Simulation Infrastructure Engineer
Bedrock Robotics · New York, NY · 1 wk ago
HybridInformation Technology$5/hrFull-time
The Role
You’ll be the Cloud team’s point person for simulation. Your job is to integrate our simulators into the rest of Bedrock’s Cloud platform and to make sure simulation engineers and the ML engineers who depend on sim are as efficient as they can possibly be. You’ll sit on the Cloud Platform team, work closely with the rest of Cloud, and partner daily with the Sim team, who own the simulators themselves, scenarios, and evaluation.

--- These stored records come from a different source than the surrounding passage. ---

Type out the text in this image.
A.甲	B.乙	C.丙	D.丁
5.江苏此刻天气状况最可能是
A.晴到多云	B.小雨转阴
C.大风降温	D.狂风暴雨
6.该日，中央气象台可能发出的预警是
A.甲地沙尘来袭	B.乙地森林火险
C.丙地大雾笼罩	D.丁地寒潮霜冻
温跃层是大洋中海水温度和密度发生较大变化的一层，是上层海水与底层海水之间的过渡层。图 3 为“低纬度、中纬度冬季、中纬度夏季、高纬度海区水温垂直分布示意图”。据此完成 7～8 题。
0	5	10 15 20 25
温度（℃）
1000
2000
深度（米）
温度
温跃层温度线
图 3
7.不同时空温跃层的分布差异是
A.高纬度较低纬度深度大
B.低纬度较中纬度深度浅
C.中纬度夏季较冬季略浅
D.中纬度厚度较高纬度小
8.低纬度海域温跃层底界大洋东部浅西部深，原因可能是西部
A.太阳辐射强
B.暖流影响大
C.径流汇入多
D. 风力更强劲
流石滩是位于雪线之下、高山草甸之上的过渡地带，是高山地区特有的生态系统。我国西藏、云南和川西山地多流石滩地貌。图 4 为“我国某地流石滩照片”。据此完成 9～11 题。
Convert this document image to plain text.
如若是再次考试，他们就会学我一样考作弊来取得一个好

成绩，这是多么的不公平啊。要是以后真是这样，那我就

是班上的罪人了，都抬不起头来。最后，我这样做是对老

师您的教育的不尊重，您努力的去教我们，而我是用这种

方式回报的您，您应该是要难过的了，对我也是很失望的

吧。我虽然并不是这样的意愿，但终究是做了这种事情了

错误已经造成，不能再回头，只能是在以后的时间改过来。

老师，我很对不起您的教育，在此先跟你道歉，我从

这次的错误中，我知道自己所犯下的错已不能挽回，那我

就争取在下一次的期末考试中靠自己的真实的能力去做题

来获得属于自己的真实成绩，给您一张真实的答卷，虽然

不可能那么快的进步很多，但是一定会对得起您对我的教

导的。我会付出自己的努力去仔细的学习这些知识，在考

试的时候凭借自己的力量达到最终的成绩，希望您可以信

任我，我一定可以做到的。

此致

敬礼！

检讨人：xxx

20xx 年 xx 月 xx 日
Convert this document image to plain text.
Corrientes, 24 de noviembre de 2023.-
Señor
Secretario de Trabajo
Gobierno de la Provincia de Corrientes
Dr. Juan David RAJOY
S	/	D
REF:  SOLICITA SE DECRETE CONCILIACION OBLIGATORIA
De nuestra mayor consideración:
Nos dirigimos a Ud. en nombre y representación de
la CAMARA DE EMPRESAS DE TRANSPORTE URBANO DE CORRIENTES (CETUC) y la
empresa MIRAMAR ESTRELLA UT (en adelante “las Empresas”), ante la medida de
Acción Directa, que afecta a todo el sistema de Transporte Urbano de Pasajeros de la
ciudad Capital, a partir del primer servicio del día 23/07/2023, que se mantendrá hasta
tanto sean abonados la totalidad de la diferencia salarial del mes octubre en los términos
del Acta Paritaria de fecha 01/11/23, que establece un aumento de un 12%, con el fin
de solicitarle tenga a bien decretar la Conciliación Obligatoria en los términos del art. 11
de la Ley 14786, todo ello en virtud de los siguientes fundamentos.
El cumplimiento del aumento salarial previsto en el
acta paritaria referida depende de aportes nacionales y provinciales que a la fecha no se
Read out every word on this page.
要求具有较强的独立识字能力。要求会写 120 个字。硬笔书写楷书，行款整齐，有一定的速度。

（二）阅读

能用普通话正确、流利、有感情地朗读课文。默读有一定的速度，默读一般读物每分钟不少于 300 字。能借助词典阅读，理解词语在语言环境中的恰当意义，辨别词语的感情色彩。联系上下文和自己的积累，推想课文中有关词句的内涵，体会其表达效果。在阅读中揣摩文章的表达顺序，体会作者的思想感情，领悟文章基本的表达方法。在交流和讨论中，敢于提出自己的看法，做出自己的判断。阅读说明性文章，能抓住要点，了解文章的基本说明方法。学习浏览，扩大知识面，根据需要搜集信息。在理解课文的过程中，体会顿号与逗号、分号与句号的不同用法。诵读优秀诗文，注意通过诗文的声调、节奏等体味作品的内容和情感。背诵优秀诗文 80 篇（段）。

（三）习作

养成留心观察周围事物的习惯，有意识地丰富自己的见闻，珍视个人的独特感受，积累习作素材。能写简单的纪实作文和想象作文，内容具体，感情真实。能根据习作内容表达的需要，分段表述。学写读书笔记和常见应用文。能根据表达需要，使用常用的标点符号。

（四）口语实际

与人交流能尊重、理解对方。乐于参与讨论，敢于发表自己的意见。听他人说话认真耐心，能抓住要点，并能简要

This is a high leverage generalist platform role—you’ll be building the distributed systems, deployment plumbing, data pipelines, and internal tooling that turn each simulator into a capability the whole company can use. Also, you get to drive 100,000 lb excavators.
What You’ll Do
- Own the seam between our simulators and the rest of Cloud: how a simulator job gets deployed, how its physics and rendering components are packaged and plumbed together, how it’s instrumented, and how it runs efficiently at scale.
- Run sim reliably in automation. Make it trivially easy to kick off simulation workflows as part of CI, and keep the nightly sim workflows that gate our releases reliable and fast.
- Own the operational glue between systems before. Translate the Sim team’s needs into platform work, push composable primitives back into the rest of Cloud, and obsess over removing friction from the sim workflow so engineers can iterate as fast as possible.
- Prepare for what’s next. Sim at Bedrock is evolving quickly. You’ll help us evaluate options and stand up the infrastructure for whichever directions we commit to.
What We’re Looking For
- 6+ years of professional software engineering experience with demonstrated ownership of production systems.
- Strong Python skills and comfort with API design, async patterns, and cloud-native development.
- Solid cloud infrastructure background. You’re comfortable in AWS, understand distributed systems concepts (orchestration, state management, retries, spot/preemptible compute), and can reason about cost and performance trade-offs.
- Experience with deployment and service integration. gRPC, container orchestration, instrumentation. You’ve owned the operational glue between systems before.
- Generalist platform sensibility. Comfortable working across the stack: backend services, data pipelines, CI systems, and internal UIs. You care about how the whole loop feels for the engineers using it.
- Strong written communication and a bias toward small, well-instrumented systems over heavy frameworks.
Preferred Qualifications
- Experience with Ray or comparable distributed compute frameworks (Spark, Kubernetes-native job systems, etc.).
- Experience operating on large scale data systems – by amount of PB, flops or number of vCPUs.
- Experience in an early-stage startup environment designing, building, and launching new platform capabilities from scratch.